Last week, the U.S. college admissions scandal that tarnished the reputation of the country’s most elite colleges culminated in a vote that significantly changes how schools are able to recruit students. It was the 2019 National Association for College Admission Counseling (NACAC) National Conference, and in many ways, it represented the end of an era for college admissions.
The conference, which saw people representing around 1,700 national colleges and universities gather to deliberate on issuing relating to college admissions, garnered much attention in the lead-up. After a year fraught with scandal, following an FBI sting that revealed wealthy parents are buying their children a place in top universities across the U.S., the media and the public were eager to know of the outcome of the annual conference and whether any meaningful changes would be made to eliminate the possibility of the country’s most privileged families guaranteeing their children a spot at college moving forward.
The scandal saw dozens of people, including well-known celebrities, college coaches, and one university administrator, charged by federal prosecutors for their alleged roles in a wide-ranging admissions-bribery scheme involving Yale, Stanford, and six other elite college institutions. A total of $5.9 million was allegedly paid, either directly or indirectly to college employees, by privileged, wealthy parents seeking to help their children get to college. But not just any college: the country’s best. The scheme was an elaborate and well thought out one: it involved a company known as “The Key” that illegally secured the admission of clients’ children to some of the U.S.’s most elite universities, by bribing officials at college-entrance examination companies to allow third parties to take the students’ tests for them. It also in some cases bribed college coaches to tell admissions that the applicant was a gifted athlete – even if they didn’t play sport – recommending they be given preferential treatment due to the potential success they could one day bring to the college through sport. The parents simply needed to hand over large sums of money over a number of years to those working within ‘the ring’ via a third party. The scandal was unsettling, uncomfortable and well-publicised, especially considering it involved some of the most well-known Hollywood actresses of today, including Desperate Housewives star Lori Loughlin.
The bribery scandal inevitably led to wider discussions about just how fair the college admissions process is and whether there is a better way of doing things. Beyond the recently exposed bribery scheme, much of what goes on in college admissions many not be illegal, but it is immoral. In what ways do donations made out to colleges differ from bribery? Is it because they are transparent? Recorded? Permitted?

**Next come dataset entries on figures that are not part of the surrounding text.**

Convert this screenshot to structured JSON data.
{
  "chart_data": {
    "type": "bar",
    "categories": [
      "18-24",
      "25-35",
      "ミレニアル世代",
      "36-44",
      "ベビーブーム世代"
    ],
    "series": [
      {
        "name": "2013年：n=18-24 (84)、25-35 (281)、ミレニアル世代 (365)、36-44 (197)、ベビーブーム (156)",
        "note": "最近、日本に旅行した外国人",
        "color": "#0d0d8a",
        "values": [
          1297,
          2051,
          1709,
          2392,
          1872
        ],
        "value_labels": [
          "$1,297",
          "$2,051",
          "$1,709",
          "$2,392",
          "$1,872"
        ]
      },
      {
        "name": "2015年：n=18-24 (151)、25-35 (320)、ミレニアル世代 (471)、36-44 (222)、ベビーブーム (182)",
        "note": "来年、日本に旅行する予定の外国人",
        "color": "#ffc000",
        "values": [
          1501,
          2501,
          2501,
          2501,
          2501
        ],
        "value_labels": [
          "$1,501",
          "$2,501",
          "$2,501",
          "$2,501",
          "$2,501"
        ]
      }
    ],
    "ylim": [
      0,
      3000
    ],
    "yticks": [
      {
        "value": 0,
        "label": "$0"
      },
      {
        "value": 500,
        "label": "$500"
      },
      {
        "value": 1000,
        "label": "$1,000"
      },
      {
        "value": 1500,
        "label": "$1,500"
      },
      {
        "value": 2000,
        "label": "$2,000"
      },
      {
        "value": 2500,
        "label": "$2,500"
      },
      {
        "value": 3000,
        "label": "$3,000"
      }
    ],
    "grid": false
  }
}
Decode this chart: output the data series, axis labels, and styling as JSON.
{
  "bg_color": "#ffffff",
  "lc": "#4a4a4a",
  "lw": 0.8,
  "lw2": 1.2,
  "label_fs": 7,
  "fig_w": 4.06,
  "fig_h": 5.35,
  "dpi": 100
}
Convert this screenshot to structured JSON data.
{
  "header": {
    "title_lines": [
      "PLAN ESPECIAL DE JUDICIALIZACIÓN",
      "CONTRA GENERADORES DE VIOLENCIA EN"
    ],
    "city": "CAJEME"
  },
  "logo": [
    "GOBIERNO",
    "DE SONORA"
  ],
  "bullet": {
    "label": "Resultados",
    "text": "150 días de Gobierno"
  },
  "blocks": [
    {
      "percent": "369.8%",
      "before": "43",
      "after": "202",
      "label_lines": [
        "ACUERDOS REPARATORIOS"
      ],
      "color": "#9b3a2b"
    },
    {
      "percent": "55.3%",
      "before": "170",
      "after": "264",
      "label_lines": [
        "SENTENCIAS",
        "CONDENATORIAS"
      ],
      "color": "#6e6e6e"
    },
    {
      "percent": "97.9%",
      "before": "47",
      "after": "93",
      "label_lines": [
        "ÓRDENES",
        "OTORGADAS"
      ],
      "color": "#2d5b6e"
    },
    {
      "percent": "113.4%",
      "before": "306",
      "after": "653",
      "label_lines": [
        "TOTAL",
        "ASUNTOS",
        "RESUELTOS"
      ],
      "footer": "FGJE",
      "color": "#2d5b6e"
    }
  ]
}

In 2017, it was widely reported that applicants whose families make a sizeable donation to America’s top colleges are put onto a “VIP applicant” watch list. On their file, beside their name, is a note simply saying “$500k. Must be on WL (wait list)”.
Legacy preferences aren’t much better. Having a parent who previously attended boosts the admissions chances of the children of alumni. Apparently, the acceptance rate for legacy applicants at Harvard, Yale, Princeton, Georgetown and Stanford is two to three times higher than the general admission rate. In fact. One Princeton study found that being a legacy applicant has the same impact as adding 160 SAT points to a student’s application.
In the wake of this year’s bribery scandal, as well as increasingly reported inconsistencies in the admissions process, the American public has become increasingly hostile toward higher education and its admissions processes.
Last week’s conference certainly attacked the college admissions process, but the most meaningful change to have resulted from the conference was the removal of a handful of rules from NACAC’s Code of Ethics and Professional Practices. The new rules restrict the ability to offer early-decision incentives, recruit first-year undergraduates and recruit transfer students. Those working in admissions believe that the ruling out of early-decision incentives is a step in the wrong direction, and that those incentives make it easier for students embarking on a whole new journey to prepare themselves for the changes ahead. Having a firm date by which they will know if they have been accepted into a college makes it easier, not harder.
“My college counseling friends are very nervous about the fact that although the public believes this may give young people more choice, the reality of the matter is young people also need structure, and they really function well under some of these guidelines,” said Angel Pérez, vice president for enrollment at Connecticut’s Trinity College. “We’re a little nervous about what this actually will mean for students and the public.”